People v. Velasquez

Appeal by the defendant from a judgment of the County Court, Nassau County (Boklan, J.), rendered July 24, 1986, convicting him of attempted robbery in the first degree (two counts) and attempted robbery in the second degree, upon a jury verdict, and imposing sentence. The appeal brings up for review the denial, after a hearing, of that branch of the defendant’s omnibus motion which was to suppress his statements to law enforcement authorities.

Ordered that the judgment is reversed, on the law, and a new trial is ordered; the facts have been considered and determined to have been established.

For a rendition of the facts in this case, see People v Barreto (143 AD2d 920 [decided herewith]).

On April 21, 1987, the United States Supreme Court, in Cruz v New York (481 US 186), declined to follow the plurality decision in Parker v Randolph (442 US 62). In People v Barreto (supra) and People v Cruz (143 AD2d 926 [decided herewith]), we have held that while the admission of the codefendants’ statements into evidence at their joint trial violated their Sixth Amendment right to confront and cross-examine witnesses, in those instances the admission of the statements constituted harmless error (see, Cruz v New York, 481 US 186, supra; People v West, 72 NY2d 941; People v Hamlin, 71 NY2d 750). However, a review of the record and the statements given by all three defendants indicates that with regard to this defendant, reversal is required. In their own statements, Cruz and Barreto fully implicated themselves in the crime. However, their confessions also stated that the defendant took *957part in the planning of the crime and agreed to receive and hide the instrumentalities and proceeds of the crime after it was completed. The defendant gave two statements to the police. In the first, he admitted that he had met his codefendants after the crime and had driven them to a motel in Queens. In the second, taken after his codefendants had confessed, he stated that "he knew” that Cruz and Barreto intended to rob the store, and that he informed them just shortly before the incident that the store would be closing and the manager would be alone. He also conceded that after the incident he had met Cruz and Barreto and, at their request, had hidden the gun used in the robbery. In the defendant’s statements, however, he never conceded, as did his codefendants, that he was part of the criminal plan and intended to assist Cruz and Barreto in the commission of the robbery. It is undisputed that the defendant was not present during the actual incident. Moreover, other than his own statements, there is no strong objective evidence linking the defendant to the crime. The defendant was seen by a Foodtown employee conversing with Manuel Cruz, in the store, shortly before it closed. However, this alone is not sufficient to prove that he intended to assist his codefendants in carrying out the crime.

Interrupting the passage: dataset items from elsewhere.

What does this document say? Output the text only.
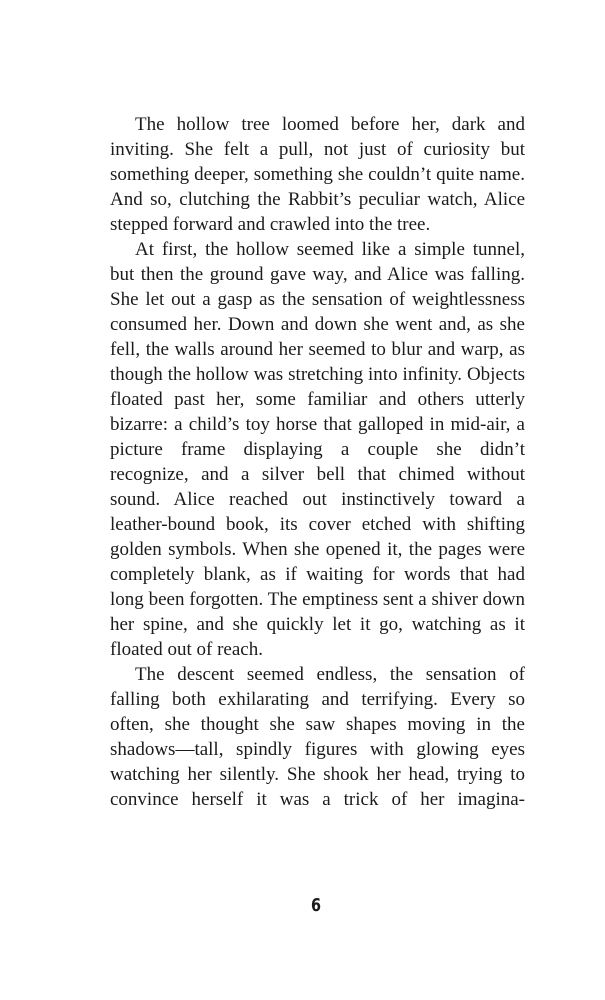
The hollow tree loomed before her, dark and inviting. She felt a pull, not just of curiosity but something deeper, something she couldn’t quite name. And so, clutching the Rabbit’s peculiar watch, Alice stepped forward and crawled into the tree.

At first, the hollow seemed like a simple tunnel, but then the ground gave way, and Alice was falling. She let out a gasp as the sensation of weightlessness consumed her. Down and down she went and, as she fell, the walls around her seemed to blur and warp, as though the hollow was stretching into infinity. Objects floated past her, some familiar and others utterly bizarre: a child’s toy horse that galloped in mid-air, a picture frame displaying a couple she didn’t recognize, and a silver bell that chimed without sound. Alice reached out instinctively toward a leather-bound book, its cover etched with shifting golden symbols. When she opened it, the pages were completely blank, as if waiting for words that had long been forgotten. The emptiness sent a shiver down her spine, and she quickly let it go, watching as it floated out of reach.

The descent seemed endless, the sensation of falling both exhilarating and terrifying. Every so often, she thought she saw shapes moving in the shadows—tall, spindly figures with glowing eyes watching her silently. She shook her head, trying to convince herself it was a trick of her imagina-

6
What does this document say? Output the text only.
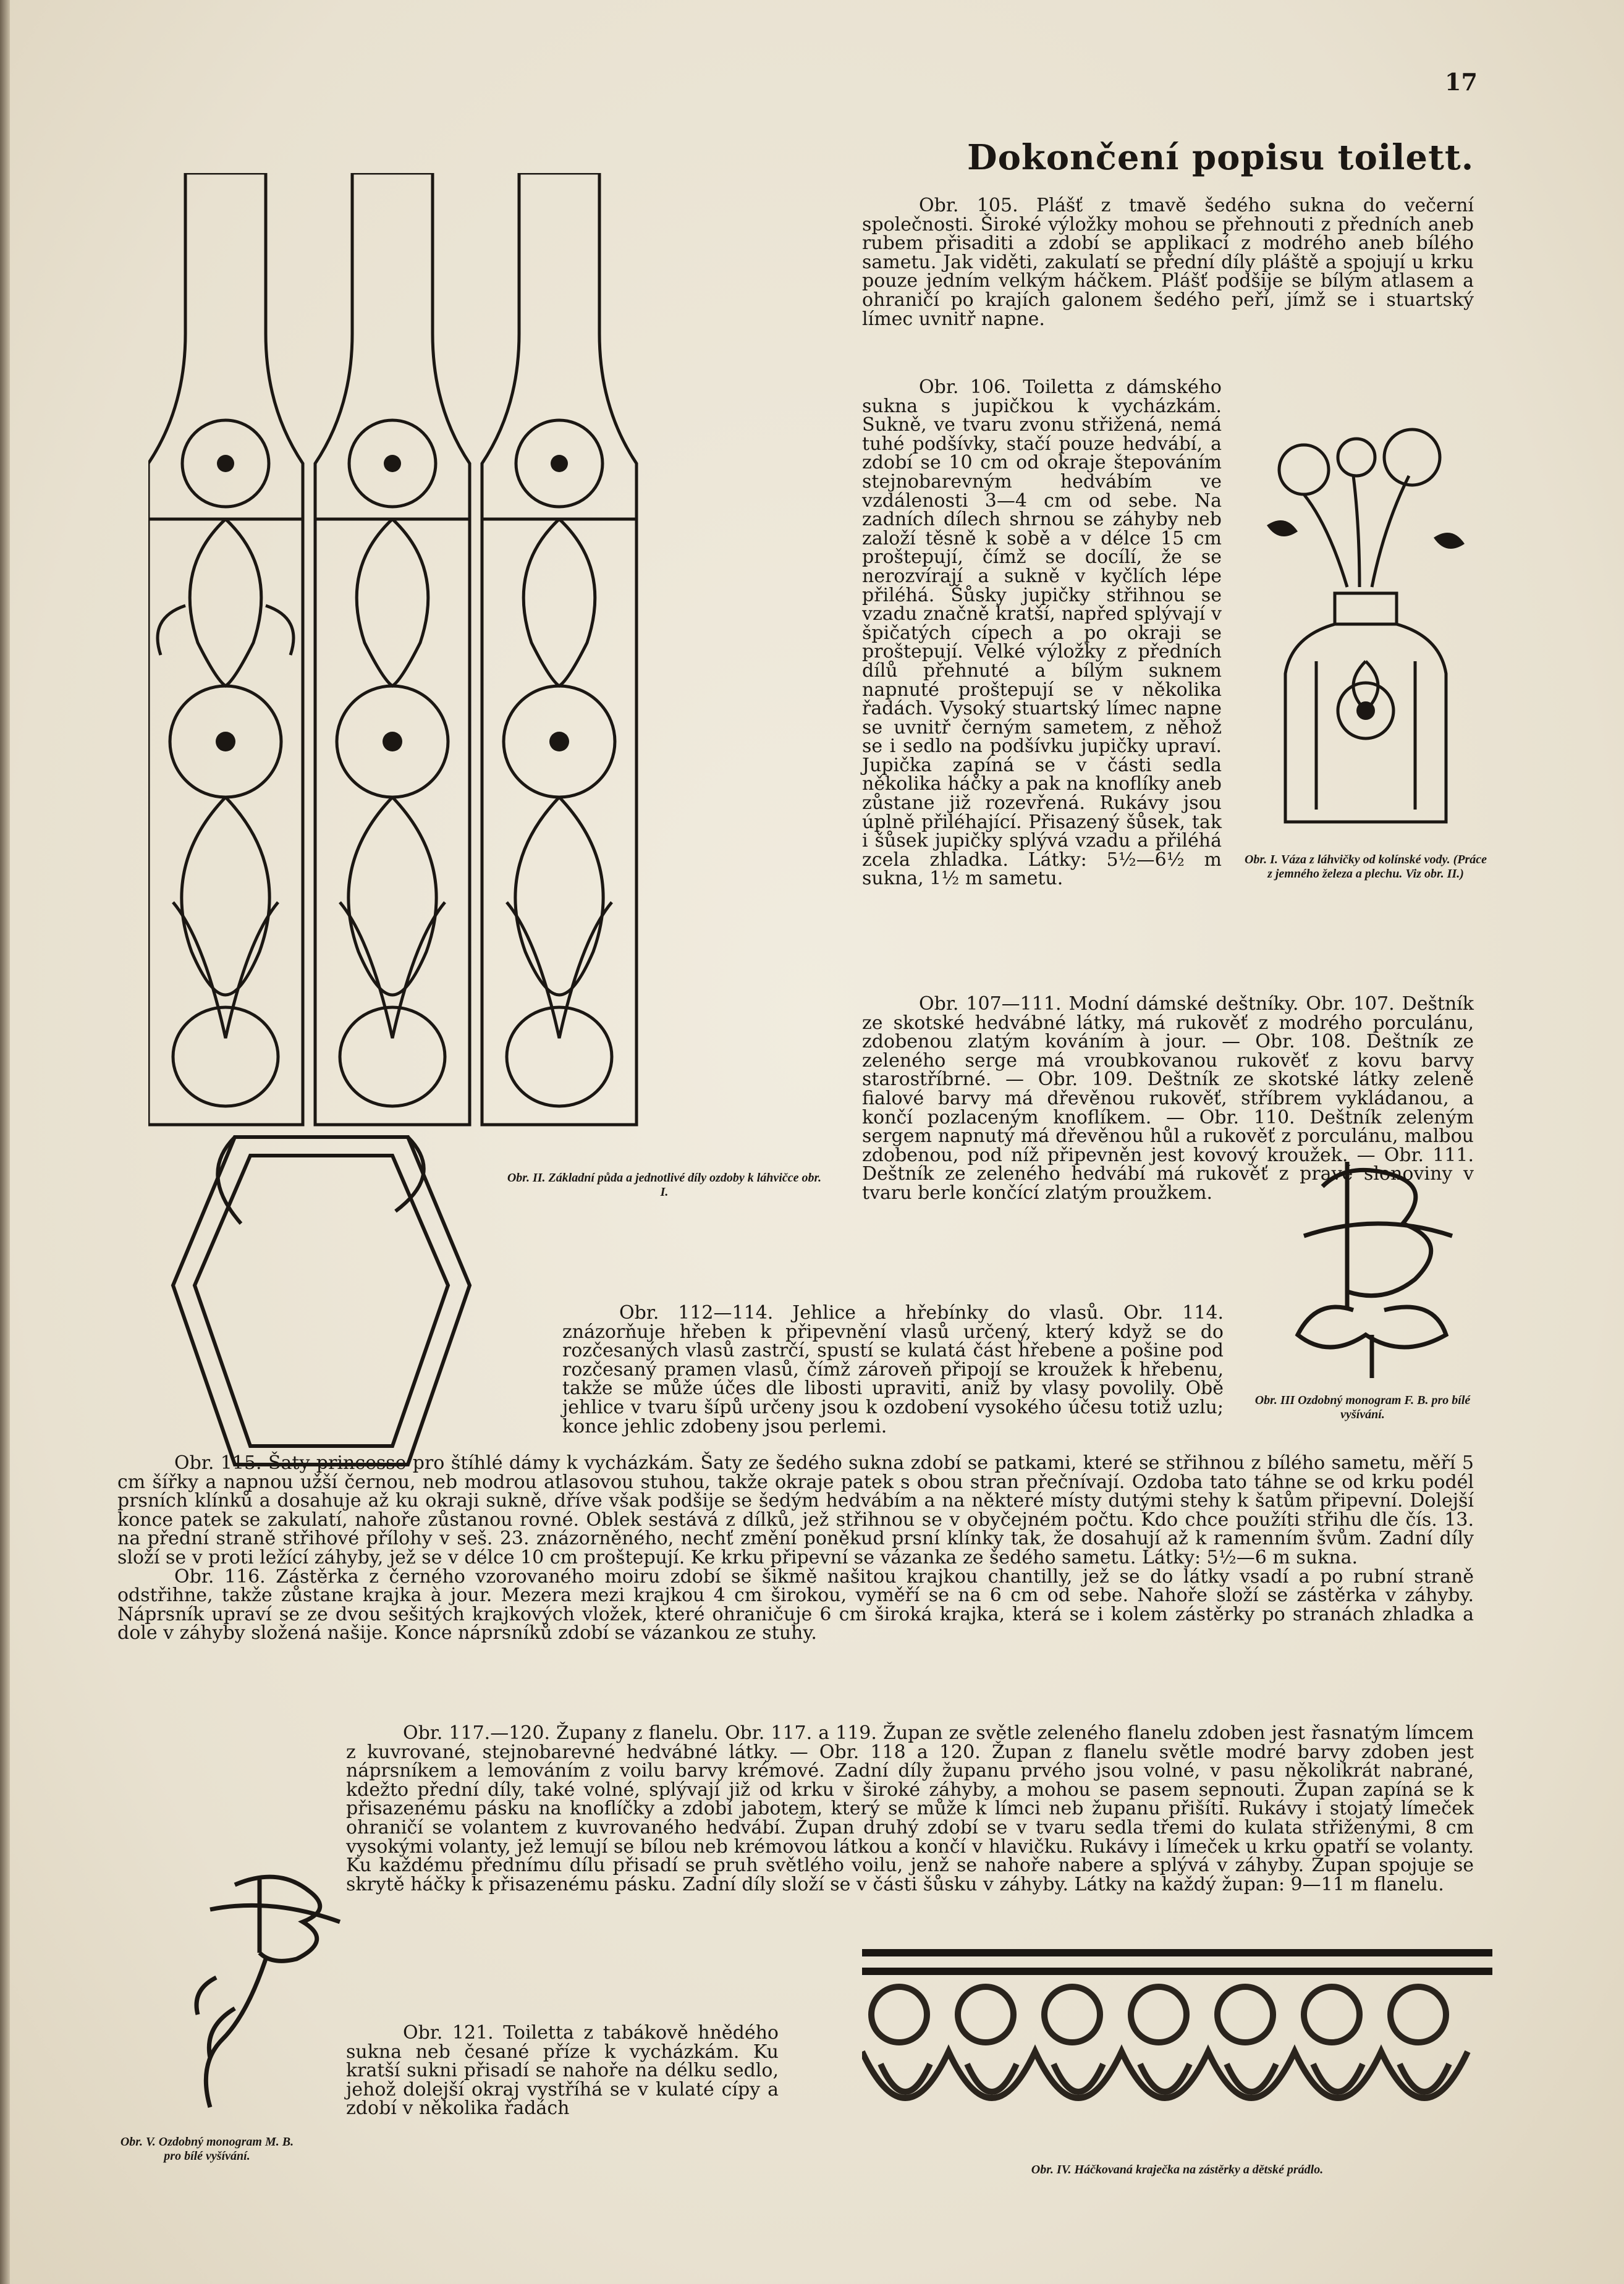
17
Dokončení popisu toilett.
Obr. II. Základní půda a jednotlivé díly ozdoby k láhvičce obr. I.
Obr. I. Váza z láhvičky od kolínské vody. (Práce z jemného železa a plechu. Viz obr. II.)
Obr. III Ozdobný monogram F. B. pro bílé vyšívání.
Obr. V. Ozdobný monogram M. B. pro bílé vyšívání.
Obr. IV. Háčkovaná kraječka na zástěrky a dětské prádlo.

Obr. 105. Plášť z tmavě šedého sukna do večerní společnosti. Široké výložky mohou se přehnouti z předních aneb rubem přisaditi a zdobí se applikací z modrého aneb bílého sametu. Jak viděti, zakulatí se přední díly pláště a spojují u krku pouze jedním velkým háčkem. Plášť podšije se bílým atlasem a ohraničí po krajích galonem šedého peří, jímž se i stuartský límec uvnitř napne.

Obr. 106. Toiletta z dámského sukna s jupičkou k vycházkám. Sukně, ve tvaru zvonu střižená, nemá tuhé podšívky, stačí pouze hedvábí, a zdobí se 10 cm od okraje štepováním stejnobarevným hedvábím ve vzdálenosti 3—4 cm od sebe. Na zadních dílech shrnou se záhyby neb založí těsně k sobě a v délce 15 cm proštepují, čímž se docílí, že se nerozvírají a sukně v kyčlích lépe přiléhá. Šůsky jupičky střihnou se vzadu značně kratší, napřed splývají v špičatých cípech a po okraji se proštepují. Velké výložky z předních dílů přehnuté a bílým suknem napnuté proštepují se v několika řadách. Vysoký stuartský límec napne se uvnitř černým sametem, z něhož se i sedlo na podšívku jupičky upraví. Jupička zapíná se v části sedla několika háčky a pak na knoflíky aneb zůstane již rozevřená. Rukávy jsou úplně přiléhající. Přisazený šůsek, tak i šůsek jupičky splývá vzadu a přiléhá zcela zhladka. Látky: 5½—6½ m sukna, 1½ m sametu.

Obr. 107—111. Modní dámské deštníky. Obr. 107. Deštník ze skotské hedvábné látky, má rukověť z modrého porculánu, zdobenou zlatým kováním à jour. — Obr. 108. Deštník ze zeleného serge má vroubkovanou rukověť z kovu barvy starostříbrné. — Obr. 109. Deštník ze skotské látky zeleně fialové barvy má dřevěnou rukověť, stříbrem vykládanou, a končí pozlaceným knoflíkem. — Obr. 110. Deštník zeleným sergem napnutý má dřevěnou hůl a rukověť z porculánu, malbou zdobenou, pod níž připevněn jest kovový kroužek. — Obr. 111. Deštník ze zeleného hedvábí má rukověť z pravé slonoviny v tvaru berle končící zlatým proužkem.

Obr. 112—114. Jehlice a hřebínky do vlasů. Obr. 114. znázorňuje hřeben k připevnění vlasů určený, který když se do rozčesaných vlasů zastrčí, spustí se kulatá část hřebene a pošine pod rozčesaný pramen vlasů, čímž zároveň připojí se kroužek k hřebenu, takže se může účes dle libosti upraviti, aniž by vlasy povolily. Obě jehlice v tvaru šípů určeny jsou k ozdobení vysokého účesu totiž uzlu; konce jehlic zdobeny jsou perlemi.

Obr. 115. Šaty princesse pro štíhlé dámy k vycházkám. Šaty ze šedého sukna zdobí se patkami, které se střihnou z bílého sametu, měří 5 cm šířky a napnou užší černou, neb modrou atlasovou stuhou, takže okraje patek s obou stran přečnívají. Ozdoba tato táhne se od krku podél prsních klínků a dosahuje až ku okraji sukně, dříve však podšije se šedým hedvábím a na některé místy dutými stehy k šatům připevní. Dolejší konce patek se zakulatí, nahoře zůstanou rovné. Oblek sestává z dílků, jež střihnou se v obyčejném počtu. Kdo chce použíti střihu dle čís. 13. na přední straně střihové přílohy v seš. 23. znázorněného, nechť změní poněkud prsní klínky tak, že dosahují až k ramenním švům. Zadní díly složí se v proti ležící záhyby, jež se v délce 10 cm proštepují. Ke krku připevní se vázanka ze šedého sametu. Látky: 5½—6 m sukna.

Obr. 116. Zástěrka z černého vzorovaného moiru zdobí se šikmě našitou krajkou chantilly, jež se do látky vsadí a po rubní straně odstřihne, takže zůstane krajka à jour. Mezera mezi krajkou 4 cm širokou, vyměří se na 6 cm od sebe. Nahoře složí se zástěrka v záhyby. Náprsník upraví se ze dvou sešitých krajkových vložek, které ohraničuje 6 cm široká krajka, která se i kolem zástěrky po stranách zhladka a dole v záhyby složená našije. Konce náprsníků zdobí se vázankou ze stuhy.

Obr. 117.—120. Župany z flanelu. Obr. 117. a 119. Župan ze světle zeleného flanelu zdoben jest řasnatým límcem z kuvrované, stejnobarevné hedvábné látky. — Obr. 118 a 120. Župan z flanelu světle modré barvy zdoben jest náprsníkem a lemováním z voilu barvy krémové. Zadní díly županu prvého jsou volné, v pasu několikrát nabrané, kdežto přední díly, také volné, splývají již od krku v široké záhyby, a mohou se pasem sepnouti. Župan zapíná se k přisazenému pásku na knoflíčky a zdobí jabotem, který se může k límci neb županu přišíti. Rukávy i stojatý límeček ohraničí se volantem z kuvrovaného hedvábí. Župan druhý zdobí se v tvaru sedla třemi do kulata střiženými, 8 cm vysokými volanty, jež lemují se bílou neb krémovou látkou a končí v hlavičku. Rukávy i límeček u krku opatří se volanty. Ku každému přednímu dílu přisadí se pruh světlého voilu, jenž se nahoře nabere a splývá v záhyby. Župan spojuje se skrytě háčky k přisazenému pásku. Zadní díly složí se v části šůsku v záhyby. Látky na každý župan: 9—11 m flanelu.

Obr. 121. Toiletta z tabákově hnědého sukna neb česané příze k vycházkám. Ku kratší sukni přisadí se nahoře na délku sedlo, jehož dolejší okraj vystříhá se v kulaté cípy a zdobí v několika řadách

In sum, in the instant case, it cannot be said that the defendant’s own statements fully and satisfactorily explained his part in the crime without reference to his codefendants’ statements (People v Hamlin, 71 NY2d 750, 758, supra; People v DiNicolantonio, 140 AD2d 44). Moreover, the defendant’s own statements were less inculpatory with regard to his part in the crime than the confessions of his codefendants (see, People v DiNicolantonio, supra). The defendant described his meeting with Cruz and Barreto after the crime as a chance encounter on the street, while the codefendants’ statements indicated that it was prearranged. In addition, the defendant’s trial strategy was to attack both the voluntariness and accuracy of his statements. Finally, the evidence unrelated to the defendant’s statements which is probative of his part in the crime is, at best, equivocal. Under the circumstances, it cannot be said beyond a reasonable doubt that there is no reasonable possibility that the admission of his codefendants’ statements did not contribute to his conviction (see, People v Hamlin, supra, at 756; People v DiNicolantonio, supra). His conviction must, therefore, be reversed and a new trial ordered.

The defendant’s argument that his statements should have been suppressed lacks merit. The record fully supports the *958findings of the hearing court that when the defendant made both his statements, he was not in custody (see, People v Yukl, 25 NY2d 585; People v Oates, 104 AD2d 907, 910-911; People v Torres, 97 AD2d 802, 804), and, therefore, the police were not required to advise him of his Miranda rights (see, Miranda v Arizona, 384 US 436). The fact that his second statement was preceded by Miranda warnings is not proof in and of itself of a custodial interrogation (see, People v Oates, supra, at 910). Bracken, J. P., Lawrence, Spatt and Harwood, JJ., concur.